Yes, I did just do Smoking a Fatty about a month ago but I wanted to try something a little different. Chili cheese dogs have long been a favorite of mine but not especially blog worthy…until now. Starting this fatty, I used about 1 1/4 lbs of 80/20 ground beef. Make a nice rectangle little less than 1/2 inch thick. Sprinkle with your favorite seasonings. I used my coffee rub and a little cumin here.
Next, make your bacon weave. (The next two pics are from my Smoking a Fatty post as I forgot to take pics of this one).
Carefully roll up the fatty and place the seam side into center of the bacon weave. That way when you have your fatty wrapped the inner seam is at the top and the bacon seam is at the bottom. I placed toothpicks on the ends of each slice bacon to hold it in place. I then lightly sprinkled my coffee rub all over the outside.

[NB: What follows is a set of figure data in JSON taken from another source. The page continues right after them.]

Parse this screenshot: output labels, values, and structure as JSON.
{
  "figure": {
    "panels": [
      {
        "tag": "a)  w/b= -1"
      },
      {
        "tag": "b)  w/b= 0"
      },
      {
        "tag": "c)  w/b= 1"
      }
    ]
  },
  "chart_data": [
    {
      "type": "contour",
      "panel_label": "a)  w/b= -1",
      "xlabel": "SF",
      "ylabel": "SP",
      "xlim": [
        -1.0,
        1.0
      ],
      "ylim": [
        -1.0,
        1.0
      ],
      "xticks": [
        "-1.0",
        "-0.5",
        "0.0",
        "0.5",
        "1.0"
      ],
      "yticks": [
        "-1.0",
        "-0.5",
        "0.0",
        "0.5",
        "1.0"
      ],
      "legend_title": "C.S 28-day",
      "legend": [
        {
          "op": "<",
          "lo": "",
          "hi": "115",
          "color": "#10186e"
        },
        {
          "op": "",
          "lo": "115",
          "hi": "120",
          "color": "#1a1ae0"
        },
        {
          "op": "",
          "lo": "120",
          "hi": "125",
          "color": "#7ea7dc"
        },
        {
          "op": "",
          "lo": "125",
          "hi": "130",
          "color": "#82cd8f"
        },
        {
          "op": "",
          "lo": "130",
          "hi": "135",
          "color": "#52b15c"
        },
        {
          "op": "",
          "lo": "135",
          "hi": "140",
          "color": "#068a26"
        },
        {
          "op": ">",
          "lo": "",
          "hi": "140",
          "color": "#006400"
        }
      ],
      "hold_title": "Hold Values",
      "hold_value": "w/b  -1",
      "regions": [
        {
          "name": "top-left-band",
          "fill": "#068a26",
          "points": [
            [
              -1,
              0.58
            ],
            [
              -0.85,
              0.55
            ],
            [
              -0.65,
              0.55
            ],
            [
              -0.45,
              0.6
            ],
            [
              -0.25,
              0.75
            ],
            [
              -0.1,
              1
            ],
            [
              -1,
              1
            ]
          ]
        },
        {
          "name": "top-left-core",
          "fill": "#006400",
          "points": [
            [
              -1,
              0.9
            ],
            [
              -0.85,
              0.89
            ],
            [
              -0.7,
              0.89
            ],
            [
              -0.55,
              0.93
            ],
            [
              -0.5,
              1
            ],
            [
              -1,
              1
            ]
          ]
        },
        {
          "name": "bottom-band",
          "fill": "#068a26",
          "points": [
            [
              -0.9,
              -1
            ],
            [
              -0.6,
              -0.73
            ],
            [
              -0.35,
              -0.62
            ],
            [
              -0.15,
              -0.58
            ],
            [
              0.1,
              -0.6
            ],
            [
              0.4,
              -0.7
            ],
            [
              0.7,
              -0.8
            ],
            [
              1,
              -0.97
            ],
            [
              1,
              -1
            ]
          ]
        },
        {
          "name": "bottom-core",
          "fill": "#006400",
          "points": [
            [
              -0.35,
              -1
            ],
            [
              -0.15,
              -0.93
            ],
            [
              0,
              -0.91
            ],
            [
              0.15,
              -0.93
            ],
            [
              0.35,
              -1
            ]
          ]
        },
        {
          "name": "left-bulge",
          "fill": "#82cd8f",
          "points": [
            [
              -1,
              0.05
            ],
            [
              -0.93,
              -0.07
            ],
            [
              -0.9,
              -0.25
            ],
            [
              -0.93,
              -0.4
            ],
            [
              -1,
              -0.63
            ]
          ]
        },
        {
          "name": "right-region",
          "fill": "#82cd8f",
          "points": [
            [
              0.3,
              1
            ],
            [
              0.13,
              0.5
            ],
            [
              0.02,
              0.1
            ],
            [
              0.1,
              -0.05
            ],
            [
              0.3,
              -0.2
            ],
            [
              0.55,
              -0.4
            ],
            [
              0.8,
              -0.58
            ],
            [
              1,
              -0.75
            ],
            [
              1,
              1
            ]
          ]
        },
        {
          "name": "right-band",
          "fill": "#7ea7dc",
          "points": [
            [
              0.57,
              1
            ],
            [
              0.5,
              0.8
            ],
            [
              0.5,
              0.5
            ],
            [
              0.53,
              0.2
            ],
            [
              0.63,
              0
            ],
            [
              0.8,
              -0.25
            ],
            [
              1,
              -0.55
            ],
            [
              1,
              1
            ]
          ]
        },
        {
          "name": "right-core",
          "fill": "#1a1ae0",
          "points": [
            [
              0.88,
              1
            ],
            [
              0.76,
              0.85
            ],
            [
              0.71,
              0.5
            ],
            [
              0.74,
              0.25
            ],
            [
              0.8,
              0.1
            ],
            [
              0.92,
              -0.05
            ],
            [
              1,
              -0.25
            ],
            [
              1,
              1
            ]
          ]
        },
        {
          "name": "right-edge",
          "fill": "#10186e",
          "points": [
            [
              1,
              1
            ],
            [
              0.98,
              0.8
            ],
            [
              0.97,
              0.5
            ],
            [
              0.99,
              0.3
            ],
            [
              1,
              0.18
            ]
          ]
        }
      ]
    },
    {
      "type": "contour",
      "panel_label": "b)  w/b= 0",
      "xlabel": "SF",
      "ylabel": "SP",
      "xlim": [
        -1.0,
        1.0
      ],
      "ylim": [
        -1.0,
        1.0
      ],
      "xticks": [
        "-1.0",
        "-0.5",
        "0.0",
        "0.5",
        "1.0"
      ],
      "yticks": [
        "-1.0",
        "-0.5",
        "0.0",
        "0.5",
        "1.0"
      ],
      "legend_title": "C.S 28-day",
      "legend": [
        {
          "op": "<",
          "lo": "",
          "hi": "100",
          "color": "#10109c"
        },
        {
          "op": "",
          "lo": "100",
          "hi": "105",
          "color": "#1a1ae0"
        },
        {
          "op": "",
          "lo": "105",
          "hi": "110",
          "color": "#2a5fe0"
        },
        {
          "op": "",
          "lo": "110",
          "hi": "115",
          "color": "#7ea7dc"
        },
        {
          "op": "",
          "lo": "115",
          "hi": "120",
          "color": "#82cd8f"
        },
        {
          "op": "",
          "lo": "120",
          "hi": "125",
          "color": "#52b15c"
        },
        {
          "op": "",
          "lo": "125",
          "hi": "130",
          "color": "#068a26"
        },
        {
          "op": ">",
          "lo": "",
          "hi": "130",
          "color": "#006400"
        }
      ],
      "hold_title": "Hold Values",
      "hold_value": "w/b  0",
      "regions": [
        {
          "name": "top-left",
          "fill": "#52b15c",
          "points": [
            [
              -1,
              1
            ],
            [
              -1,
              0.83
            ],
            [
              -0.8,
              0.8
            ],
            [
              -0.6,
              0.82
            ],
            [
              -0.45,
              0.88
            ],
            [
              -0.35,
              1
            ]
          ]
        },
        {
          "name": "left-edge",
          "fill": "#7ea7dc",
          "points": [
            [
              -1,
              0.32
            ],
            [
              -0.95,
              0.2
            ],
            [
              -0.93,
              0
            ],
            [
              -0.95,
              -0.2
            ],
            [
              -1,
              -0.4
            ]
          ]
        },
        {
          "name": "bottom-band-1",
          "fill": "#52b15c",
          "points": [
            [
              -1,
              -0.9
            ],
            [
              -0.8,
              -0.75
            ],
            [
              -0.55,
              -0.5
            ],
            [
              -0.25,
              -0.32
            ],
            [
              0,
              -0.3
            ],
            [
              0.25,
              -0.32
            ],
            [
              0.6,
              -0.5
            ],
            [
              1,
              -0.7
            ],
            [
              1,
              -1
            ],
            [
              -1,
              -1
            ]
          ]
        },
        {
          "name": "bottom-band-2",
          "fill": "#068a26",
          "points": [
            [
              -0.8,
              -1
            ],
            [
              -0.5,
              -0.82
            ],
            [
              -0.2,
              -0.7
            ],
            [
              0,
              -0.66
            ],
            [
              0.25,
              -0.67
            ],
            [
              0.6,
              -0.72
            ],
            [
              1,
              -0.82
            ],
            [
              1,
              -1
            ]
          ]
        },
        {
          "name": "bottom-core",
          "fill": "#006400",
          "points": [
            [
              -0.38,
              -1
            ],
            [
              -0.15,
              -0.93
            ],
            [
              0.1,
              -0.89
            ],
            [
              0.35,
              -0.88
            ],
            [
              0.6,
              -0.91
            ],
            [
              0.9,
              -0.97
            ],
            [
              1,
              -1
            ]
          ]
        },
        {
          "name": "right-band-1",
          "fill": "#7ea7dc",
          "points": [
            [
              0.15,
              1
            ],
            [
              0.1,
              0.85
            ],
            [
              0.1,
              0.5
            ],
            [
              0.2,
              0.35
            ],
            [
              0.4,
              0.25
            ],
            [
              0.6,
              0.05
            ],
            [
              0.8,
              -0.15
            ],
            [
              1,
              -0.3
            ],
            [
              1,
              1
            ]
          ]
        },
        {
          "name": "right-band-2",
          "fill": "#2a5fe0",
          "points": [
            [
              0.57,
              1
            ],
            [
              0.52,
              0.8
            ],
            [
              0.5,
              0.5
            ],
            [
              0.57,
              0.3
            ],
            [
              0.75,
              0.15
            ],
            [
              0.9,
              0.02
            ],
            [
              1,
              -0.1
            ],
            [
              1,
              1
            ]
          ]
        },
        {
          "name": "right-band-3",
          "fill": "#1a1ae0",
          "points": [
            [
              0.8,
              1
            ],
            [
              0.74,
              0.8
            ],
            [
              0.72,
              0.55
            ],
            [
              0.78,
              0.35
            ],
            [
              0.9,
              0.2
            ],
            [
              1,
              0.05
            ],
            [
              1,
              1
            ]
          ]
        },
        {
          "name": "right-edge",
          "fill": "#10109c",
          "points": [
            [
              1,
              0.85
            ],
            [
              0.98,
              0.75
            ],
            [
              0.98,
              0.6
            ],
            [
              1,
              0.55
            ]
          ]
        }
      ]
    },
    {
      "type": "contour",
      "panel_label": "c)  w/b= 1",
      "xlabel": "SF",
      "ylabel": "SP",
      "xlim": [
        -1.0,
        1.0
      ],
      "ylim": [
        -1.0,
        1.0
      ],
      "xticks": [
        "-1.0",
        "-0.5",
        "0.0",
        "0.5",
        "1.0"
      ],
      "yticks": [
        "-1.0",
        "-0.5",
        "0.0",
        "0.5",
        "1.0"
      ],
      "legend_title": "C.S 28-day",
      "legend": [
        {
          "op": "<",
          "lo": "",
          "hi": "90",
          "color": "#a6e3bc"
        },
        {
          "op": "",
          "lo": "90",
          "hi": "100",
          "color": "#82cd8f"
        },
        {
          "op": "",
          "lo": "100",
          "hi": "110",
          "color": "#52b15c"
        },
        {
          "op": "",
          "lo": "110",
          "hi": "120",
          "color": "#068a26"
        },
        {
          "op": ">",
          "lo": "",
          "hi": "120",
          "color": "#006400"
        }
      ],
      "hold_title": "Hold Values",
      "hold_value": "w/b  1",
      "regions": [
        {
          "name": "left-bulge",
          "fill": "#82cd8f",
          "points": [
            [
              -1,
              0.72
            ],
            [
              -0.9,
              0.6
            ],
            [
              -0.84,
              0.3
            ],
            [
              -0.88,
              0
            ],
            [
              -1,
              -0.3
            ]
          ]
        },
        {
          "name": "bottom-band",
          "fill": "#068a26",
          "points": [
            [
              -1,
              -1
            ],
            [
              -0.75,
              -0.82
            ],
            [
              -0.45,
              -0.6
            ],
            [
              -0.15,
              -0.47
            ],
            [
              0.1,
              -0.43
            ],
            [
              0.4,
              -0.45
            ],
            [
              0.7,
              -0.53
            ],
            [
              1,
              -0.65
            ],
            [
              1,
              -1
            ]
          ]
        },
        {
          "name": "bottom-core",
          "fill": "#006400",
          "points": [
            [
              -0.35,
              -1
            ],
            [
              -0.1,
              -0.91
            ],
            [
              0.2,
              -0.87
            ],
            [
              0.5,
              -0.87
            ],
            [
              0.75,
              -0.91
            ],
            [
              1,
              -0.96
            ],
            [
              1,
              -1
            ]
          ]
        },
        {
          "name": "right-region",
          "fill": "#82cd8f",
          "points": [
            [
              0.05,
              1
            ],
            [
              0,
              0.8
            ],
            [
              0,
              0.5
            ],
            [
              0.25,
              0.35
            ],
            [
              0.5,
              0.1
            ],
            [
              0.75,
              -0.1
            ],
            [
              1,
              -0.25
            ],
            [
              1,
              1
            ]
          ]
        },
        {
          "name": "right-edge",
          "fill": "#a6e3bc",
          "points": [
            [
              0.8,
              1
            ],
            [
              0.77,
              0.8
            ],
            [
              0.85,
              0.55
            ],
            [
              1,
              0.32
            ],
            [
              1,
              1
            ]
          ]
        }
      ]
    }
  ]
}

Got the Weber setup with a small-ish fuse with apple wood chunks. Once the heat has settled around 225 degrees, carefully place the fatty on and cook for about 4 hours. Once the bacon is rendered and looking good it should be done, however you should shoot for an internal temperature of 160 degrees.
Oh boy! This is a good one here. The chili kept it very moist, there was tons of cheese and the onions still had a little bite to them. If there was only one thing this could have used was some sort of acidity in the form of pickles or some pepperoncini or something. Hope you like it as much as I did!